The result, the suit charges, is that clergy such as her father have been “passed along” from church to church with no denominational intervention — even when convention officials knew there were credible accusations made.
The suit seeks damages for defamation and civil conspiracy from the plaintiffs.
“The Executive Committee will review the pleading and will respond appropriately in court, not in the media.”
For its part, the Executive Committee issued a two-sentence response: “The Executive Committee is aware of the filing, and it takes allegations of any form of abuse seriously. The Executive Committee will review the pleading and will respond appropriately in court, not in the media.”
Lifeway is a named defendant because of Williams’ father’s employment at the campus bookstore, which was outsourced to Lifeway. A spokesperson for Lifeway did not respond to BNG’s request for comment.
Parallels to Southwestern Seminary lawsuit
Williams’ charges against Southern Seminary are similar in some ways to another lawsuit that has been pending against Southwestern Baptist Theological Seminary and its former president, Paige Patterson, since 2019. That suit currently is working its way through federal district court in Texas, where last week both the seminary and Patterson filed motions asking for summary judgments to dismiss most or all the charges against them. The judge has not yet ruled on those requests.
This case, brought by an anonymous woman identified only as Jane Roe, involves allegations of a female student at Southwestern being stalked, raped and repeatedly abused by a male student who also was a seminary employee with access to her campus living space. The suit contends that the seminary and Patterson are liable for not protecting her, although she did not report the abusive behavior to seminary officials until several months after it allegedly happened.
Patterson’s mishandling of this case — he reportedly told other seminary officials he needed to “break her down” to silence her — led to Patterson’s dismissal by seminary trustees in 2018. Patterson previously had been accused of mishandling sexual abuse claims at Southeastern Baptist Theological Seminary in North Carolina, where he previously served as president.
At one point, a trial date had been indicated for September of this year, but the court’s docket does not currently indicate when the jury trial might begin.
SBC task force
Williams’ lawsuit against the Executive Committee and others comes at a precipitous time, due the recent formation of the SBC’s special task force investigating allegations of mishandled sexual abuse claims.

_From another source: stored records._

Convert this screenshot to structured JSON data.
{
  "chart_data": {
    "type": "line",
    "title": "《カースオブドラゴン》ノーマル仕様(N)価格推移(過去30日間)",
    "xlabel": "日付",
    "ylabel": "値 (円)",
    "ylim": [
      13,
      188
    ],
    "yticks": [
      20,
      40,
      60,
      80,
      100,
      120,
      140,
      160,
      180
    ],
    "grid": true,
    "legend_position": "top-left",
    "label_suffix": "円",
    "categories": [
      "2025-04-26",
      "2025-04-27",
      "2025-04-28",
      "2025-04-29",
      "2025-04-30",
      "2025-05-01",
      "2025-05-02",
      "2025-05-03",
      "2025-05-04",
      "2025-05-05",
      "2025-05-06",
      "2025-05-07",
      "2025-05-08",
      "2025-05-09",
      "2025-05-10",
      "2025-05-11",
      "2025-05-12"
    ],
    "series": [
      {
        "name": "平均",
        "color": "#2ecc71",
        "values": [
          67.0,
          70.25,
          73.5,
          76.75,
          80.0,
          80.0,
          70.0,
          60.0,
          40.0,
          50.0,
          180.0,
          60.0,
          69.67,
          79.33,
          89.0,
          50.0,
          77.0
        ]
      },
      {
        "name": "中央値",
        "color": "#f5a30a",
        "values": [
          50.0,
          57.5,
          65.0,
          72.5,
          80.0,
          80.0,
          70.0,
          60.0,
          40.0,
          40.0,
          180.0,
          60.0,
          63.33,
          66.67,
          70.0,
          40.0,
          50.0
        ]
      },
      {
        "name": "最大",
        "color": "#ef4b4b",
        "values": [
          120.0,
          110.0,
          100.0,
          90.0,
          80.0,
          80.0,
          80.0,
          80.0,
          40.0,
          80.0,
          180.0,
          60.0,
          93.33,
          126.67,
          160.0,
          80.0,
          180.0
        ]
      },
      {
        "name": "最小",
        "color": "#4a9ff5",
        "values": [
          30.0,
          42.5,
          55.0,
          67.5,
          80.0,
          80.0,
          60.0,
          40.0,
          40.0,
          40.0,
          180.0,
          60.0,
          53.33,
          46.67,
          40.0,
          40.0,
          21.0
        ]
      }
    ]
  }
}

That task force has just begun its work, led by two men, and with only two of the seven members being women. Bruce Frank, lead pastor of Biltmore Baptist Church of Arden, N.C., serves as chairman, and Marshall Blalock, pastor of First Baptist Church of Charleston, S.C., serves as vice chairman.
On Aug. 6, the task force issued a public call for proposals from firms interested in conducting the review, apparently indicating that the task force is not committed to Guidepost Solutions, the firm previously hired by the Executive Committee. The Executive Committee has paused its original contract with Guideposts while awaiting further information from the task force, a spokesman said.